Here’s a step-by-step breakdown of what each part represents:

Converting from Radians to Degrees:

To convert radians to degrees, use the formula: $\text{Degrees} = \text{Radians} \times \frac{180}{\pi}$

For each question (a-g) in the left section:

1. a) $\frac{\pi}{8} \, \text{radians}$ $\text{Degrees} = \frac{\pi}{8} \times \frac{180}{\pi} = \frac{180}{8} = 22.5^\circ$

2. b) $\frac{3\pi}{2} \, \text{radians}$ $\text{Degrees} = \frac{3\pi}{2} \times \frac{180}{\pi} = 270^\circ$

3. c) $\frac{4\pi}{5} \, \text{radians}$ $\text{Degrees} = \frac{4\pi}{5} \times \frac{180}{\pi} = 144^\circ$

4. d) $\frac{\pi}{5} \, \text{radians}$ $\text{Degrees} = \frac{\pi}{5} \times \frac{180}{\pi} = 36^\circ$

5. e) $\frac{7\pi}{2} \, \text{radians}$ $\text{Degrees} = \frac{7\pi}{2} \times \frac{180}{\pi} = 630^\circ$

6. f) $\frac{12\pi}{5} \, \text{radians}$ $\text{Degrees} = \frac{12\pi}{5} \times \frac{180}{\pi} = 432^\circ$

7. g) $\frac{12\pi}{5} \, \text{radians}$ (Same as f, so it also equals 432°)

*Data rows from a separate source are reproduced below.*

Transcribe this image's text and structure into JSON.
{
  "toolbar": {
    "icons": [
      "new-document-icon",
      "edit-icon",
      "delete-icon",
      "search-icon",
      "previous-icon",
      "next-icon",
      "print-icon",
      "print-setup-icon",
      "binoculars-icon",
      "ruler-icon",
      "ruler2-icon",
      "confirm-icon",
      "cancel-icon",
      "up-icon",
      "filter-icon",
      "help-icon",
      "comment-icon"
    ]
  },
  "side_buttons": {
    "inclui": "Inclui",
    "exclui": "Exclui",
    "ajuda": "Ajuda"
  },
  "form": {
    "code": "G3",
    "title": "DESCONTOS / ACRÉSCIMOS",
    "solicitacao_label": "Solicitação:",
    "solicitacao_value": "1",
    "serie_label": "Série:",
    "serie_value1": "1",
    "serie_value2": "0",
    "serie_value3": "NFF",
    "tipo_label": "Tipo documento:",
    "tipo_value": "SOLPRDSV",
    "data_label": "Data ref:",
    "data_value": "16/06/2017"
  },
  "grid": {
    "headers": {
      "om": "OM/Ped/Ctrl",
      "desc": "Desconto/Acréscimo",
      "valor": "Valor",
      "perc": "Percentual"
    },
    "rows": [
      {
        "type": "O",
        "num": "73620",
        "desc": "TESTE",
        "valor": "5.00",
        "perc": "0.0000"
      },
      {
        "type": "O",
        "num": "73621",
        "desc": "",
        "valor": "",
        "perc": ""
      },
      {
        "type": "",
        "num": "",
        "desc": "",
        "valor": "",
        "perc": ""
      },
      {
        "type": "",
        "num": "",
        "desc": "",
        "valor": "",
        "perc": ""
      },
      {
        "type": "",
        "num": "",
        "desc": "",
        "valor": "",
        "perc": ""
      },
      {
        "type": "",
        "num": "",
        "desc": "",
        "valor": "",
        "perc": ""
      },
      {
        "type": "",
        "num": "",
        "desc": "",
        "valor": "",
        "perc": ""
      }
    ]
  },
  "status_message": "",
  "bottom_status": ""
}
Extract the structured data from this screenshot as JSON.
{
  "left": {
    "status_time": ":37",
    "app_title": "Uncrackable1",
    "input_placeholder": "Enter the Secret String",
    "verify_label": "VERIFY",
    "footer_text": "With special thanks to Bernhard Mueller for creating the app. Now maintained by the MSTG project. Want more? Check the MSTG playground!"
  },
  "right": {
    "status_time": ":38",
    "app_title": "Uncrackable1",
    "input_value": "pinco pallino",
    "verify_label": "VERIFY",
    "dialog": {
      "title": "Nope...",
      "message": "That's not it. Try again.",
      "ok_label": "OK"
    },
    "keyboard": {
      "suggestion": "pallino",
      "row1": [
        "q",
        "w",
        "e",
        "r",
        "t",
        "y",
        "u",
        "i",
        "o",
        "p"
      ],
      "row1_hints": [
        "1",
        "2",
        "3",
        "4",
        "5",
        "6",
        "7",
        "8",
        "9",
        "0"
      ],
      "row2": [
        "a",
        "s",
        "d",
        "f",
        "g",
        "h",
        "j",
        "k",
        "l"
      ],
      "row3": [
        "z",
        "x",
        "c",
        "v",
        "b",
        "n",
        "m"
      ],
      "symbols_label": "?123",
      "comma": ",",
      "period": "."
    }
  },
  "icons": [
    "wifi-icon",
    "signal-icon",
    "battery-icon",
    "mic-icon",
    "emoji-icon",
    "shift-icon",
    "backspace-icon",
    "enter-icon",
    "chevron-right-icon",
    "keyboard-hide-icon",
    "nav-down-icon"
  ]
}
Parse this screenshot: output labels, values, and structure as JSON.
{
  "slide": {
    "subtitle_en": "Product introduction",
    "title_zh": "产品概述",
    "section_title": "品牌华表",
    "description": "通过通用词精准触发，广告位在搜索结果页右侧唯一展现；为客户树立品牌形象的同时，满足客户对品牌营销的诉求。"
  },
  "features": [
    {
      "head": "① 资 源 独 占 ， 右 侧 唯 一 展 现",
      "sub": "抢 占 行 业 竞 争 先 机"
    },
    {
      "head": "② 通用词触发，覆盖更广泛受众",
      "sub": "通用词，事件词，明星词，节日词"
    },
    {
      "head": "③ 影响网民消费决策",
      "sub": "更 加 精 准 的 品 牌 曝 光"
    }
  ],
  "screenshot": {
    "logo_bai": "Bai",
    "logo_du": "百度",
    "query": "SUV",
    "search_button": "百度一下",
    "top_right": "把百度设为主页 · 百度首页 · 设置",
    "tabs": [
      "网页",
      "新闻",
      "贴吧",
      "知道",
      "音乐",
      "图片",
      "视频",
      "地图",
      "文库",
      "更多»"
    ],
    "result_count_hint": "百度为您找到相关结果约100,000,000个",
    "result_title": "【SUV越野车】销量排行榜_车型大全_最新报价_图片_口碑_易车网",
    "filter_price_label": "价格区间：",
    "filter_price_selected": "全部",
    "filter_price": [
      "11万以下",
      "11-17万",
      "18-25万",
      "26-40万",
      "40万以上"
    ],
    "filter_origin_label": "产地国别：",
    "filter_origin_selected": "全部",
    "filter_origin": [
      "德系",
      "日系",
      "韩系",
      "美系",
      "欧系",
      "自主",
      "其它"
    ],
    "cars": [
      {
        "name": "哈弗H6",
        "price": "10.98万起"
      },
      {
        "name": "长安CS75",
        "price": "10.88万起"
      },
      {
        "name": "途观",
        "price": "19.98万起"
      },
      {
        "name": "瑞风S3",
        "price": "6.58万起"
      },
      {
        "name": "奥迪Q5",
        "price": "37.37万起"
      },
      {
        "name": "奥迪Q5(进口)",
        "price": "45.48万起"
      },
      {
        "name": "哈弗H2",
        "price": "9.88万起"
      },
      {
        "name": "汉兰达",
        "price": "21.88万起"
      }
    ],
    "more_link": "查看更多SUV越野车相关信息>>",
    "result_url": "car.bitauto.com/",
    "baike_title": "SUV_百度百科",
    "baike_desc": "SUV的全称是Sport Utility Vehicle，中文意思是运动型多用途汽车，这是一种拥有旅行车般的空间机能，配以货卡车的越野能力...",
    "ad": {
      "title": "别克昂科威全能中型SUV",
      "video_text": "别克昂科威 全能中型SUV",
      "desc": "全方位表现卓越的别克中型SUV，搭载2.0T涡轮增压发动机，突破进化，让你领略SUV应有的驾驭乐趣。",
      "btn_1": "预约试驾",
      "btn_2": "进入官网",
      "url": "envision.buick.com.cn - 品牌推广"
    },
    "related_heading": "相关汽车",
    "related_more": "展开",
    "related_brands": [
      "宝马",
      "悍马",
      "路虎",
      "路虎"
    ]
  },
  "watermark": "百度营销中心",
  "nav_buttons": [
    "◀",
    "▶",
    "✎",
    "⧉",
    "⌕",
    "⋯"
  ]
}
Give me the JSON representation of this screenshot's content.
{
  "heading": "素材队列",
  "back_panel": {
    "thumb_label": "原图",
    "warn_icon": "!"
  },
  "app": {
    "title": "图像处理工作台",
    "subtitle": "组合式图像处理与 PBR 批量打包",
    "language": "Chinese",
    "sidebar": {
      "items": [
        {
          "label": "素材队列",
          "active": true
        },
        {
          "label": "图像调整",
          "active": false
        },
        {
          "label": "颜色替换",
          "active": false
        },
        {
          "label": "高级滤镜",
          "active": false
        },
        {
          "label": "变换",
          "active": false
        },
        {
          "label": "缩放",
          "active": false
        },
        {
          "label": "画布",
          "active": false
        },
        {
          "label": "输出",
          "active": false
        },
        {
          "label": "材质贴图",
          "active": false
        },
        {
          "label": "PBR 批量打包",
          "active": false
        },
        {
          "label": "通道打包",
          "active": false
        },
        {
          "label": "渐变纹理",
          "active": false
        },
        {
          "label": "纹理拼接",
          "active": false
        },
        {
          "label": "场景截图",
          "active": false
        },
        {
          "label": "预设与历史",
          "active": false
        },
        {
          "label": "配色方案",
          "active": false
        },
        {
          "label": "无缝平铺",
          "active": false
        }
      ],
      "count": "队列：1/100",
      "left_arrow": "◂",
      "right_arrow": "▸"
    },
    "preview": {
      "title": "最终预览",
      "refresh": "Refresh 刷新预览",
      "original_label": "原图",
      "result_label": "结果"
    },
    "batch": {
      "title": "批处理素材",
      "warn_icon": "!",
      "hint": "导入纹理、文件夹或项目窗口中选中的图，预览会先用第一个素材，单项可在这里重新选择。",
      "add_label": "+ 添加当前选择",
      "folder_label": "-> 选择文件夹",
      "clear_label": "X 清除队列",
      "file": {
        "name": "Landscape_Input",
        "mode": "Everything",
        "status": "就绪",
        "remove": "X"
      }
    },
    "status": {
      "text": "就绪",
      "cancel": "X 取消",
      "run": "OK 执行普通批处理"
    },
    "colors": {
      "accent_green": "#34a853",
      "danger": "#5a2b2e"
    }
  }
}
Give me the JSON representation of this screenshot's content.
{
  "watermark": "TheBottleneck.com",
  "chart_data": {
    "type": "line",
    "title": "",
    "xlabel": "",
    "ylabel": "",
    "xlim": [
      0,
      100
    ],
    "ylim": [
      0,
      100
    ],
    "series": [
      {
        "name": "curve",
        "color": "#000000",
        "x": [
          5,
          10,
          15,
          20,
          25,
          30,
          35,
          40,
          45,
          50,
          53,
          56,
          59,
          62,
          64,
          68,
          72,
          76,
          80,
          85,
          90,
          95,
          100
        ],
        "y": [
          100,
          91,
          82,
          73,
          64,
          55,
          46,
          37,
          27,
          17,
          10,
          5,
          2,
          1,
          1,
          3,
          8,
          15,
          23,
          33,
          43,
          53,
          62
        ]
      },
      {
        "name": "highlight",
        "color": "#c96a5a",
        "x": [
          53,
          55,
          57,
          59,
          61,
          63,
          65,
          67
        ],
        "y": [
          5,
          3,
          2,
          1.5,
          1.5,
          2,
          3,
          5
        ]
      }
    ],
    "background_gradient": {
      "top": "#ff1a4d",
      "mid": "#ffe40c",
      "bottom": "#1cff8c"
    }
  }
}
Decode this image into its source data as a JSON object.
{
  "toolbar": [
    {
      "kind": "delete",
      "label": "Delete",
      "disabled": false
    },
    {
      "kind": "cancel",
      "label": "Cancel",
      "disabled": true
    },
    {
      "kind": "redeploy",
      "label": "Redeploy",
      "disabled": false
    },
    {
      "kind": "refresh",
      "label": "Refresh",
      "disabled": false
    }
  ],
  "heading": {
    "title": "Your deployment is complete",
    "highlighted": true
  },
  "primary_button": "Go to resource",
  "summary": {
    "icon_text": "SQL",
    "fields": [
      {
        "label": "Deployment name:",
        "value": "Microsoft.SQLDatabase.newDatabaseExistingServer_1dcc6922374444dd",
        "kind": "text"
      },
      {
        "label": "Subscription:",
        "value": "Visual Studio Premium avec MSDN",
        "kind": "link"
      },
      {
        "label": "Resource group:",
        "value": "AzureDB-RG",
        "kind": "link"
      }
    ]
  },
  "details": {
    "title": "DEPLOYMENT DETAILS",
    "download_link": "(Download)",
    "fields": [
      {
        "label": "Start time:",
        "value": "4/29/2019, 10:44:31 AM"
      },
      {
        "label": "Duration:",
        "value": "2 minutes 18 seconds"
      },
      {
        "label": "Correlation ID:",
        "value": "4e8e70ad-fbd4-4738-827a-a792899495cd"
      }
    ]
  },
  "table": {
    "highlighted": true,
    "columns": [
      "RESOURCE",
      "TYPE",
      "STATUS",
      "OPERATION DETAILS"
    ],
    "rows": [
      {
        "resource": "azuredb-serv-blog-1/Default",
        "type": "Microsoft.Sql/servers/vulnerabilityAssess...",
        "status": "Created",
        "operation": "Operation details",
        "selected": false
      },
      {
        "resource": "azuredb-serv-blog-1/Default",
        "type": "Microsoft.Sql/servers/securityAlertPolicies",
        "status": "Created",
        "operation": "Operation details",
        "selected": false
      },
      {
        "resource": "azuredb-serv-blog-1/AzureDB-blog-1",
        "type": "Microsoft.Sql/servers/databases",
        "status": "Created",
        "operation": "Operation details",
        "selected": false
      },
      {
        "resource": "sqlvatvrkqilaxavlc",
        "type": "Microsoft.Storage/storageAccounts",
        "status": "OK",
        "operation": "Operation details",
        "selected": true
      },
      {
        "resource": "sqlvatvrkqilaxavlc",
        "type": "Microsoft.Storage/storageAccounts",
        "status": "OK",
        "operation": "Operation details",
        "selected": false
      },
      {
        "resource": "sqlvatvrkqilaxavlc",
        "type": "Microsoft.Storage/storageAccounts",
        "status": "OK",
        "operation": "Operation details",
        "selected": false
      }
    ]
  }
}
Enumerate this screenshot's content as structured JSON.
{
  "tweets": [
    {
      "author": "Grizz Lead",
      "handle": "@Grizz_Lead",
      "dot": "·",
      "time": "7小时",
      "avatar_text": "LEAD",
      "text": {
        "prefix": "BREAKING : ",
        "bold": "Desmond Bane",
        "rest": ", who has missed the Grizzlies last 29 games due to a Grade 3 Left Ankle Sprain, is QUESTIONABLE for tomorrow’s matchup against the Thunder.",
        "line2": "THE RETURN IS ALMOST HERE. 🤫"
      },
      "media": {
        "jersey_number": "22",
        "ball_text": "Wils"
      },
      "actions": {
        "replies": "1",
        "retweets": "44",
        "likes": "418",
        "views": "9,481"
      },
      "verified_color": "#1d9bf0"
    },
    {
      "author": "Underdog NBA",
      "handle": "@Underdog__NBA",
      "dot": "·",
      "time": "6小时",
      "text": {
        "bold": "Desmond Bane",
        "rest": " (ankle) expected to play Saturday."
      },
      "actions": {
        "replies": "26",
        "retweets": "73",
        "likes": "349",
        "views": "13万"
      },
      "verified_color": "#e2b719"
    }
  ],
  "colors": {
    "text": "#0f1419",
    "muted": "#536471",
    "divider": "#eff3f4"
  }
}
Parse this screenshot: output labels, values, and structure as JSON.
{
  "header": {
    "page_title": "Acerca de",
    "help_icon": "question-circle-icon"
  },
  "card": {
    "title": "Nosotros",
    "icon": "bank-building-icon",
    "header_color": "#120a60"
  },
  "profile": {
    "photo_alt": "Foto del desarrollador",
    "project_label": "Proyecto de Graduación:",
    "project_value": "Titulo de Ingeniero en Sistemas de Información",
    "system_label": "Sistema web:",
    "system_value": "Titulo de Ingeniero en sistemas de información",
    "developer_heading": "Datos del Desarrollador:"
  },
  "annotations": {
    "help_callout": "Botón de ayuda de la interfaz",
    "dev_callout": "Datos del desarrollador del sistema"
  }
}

Principal Values (Esas Ölçü):

The "principal value" or "esas ölçü" refers to reducing an angle to the range $0^\circ \leq \theta < 360^\circ$.

For each question in the right section (A-F):

1. A) $\frac{7\pi}{6} \, \text{radians}$ $\text{Degrees} = \frac{7\pi}{6} \times \frac{180}{\pi} = 210^\circ$ Principal value: $210^\circ$ (since it's already within the 0° to 360° range).

2. B) $\frac{7\pi}{6} \, \text{radians}$ (same as A) Principal value: $210^\circ$

3. C) $\frac{38\pi}{5} \, \text{radians}$ $\text{Degrees} = \frac{38\pi}{5} \times \frac{180}{\pi} = 1368^\circ$ Now, subtract multiples of 360°: $1368^\circ - 3 \times 360^\circ = 288^\circ$ Principal value: $288^\circ$

4. D) $\frac{38\pi}{5} \, \text{radians}$ (same as C) Principal value: $288^\circ$

5. E) $\frac{9\pi}{2} \, \text{radians}$ $\text{Degrees} = \frac{9\pi}{2} \times \frac{180}{\pi} = 810^\circ$ Subtracting multiples of 360°: $810^\circ - 2 \times 360^\circ = 90^\circ$ Principal value: $90^\circ$

6. F) $\frac{21\pi}{2} \, \text{radians}$ $\text{Degrees} = \frac{21\pi}{2} \times \frac{180}{\pi} = 1890^\circ$ Subtracting multiples of 360°: $1890^\circ - 5 \times 360^\circ = 90^\circ$ Principal value: $90^\circ$

Summary of Principal Values:

• A) 210°
• B) 210°
• C) 288°
• D) 288°
• E) 90°
• F) 90°

Let me know if you would like further clarifications on any specific part of the problem.

Here are 5 related questions for more practice:

1. Convert $\frac{5\pi}{4} \, \text{radians}$ to degrees.
2. What is the principal value of $5\pi \, \text{radians}?$
3. How many degrees are there in $\frac{2\pi}{3} \, \text{radians}?$
4. What is the principal value of $\frac{15\pi}{4} \, \text{radians}?$
5. Convert $\frac{8\pi}{6} \, \text{radians}$ to degrees and find its principal value.

Tip:

Always reduce radians by subtracting multiples of $2\pi$ (or $360^\circ$ for degrees) to find the principal value of an angle.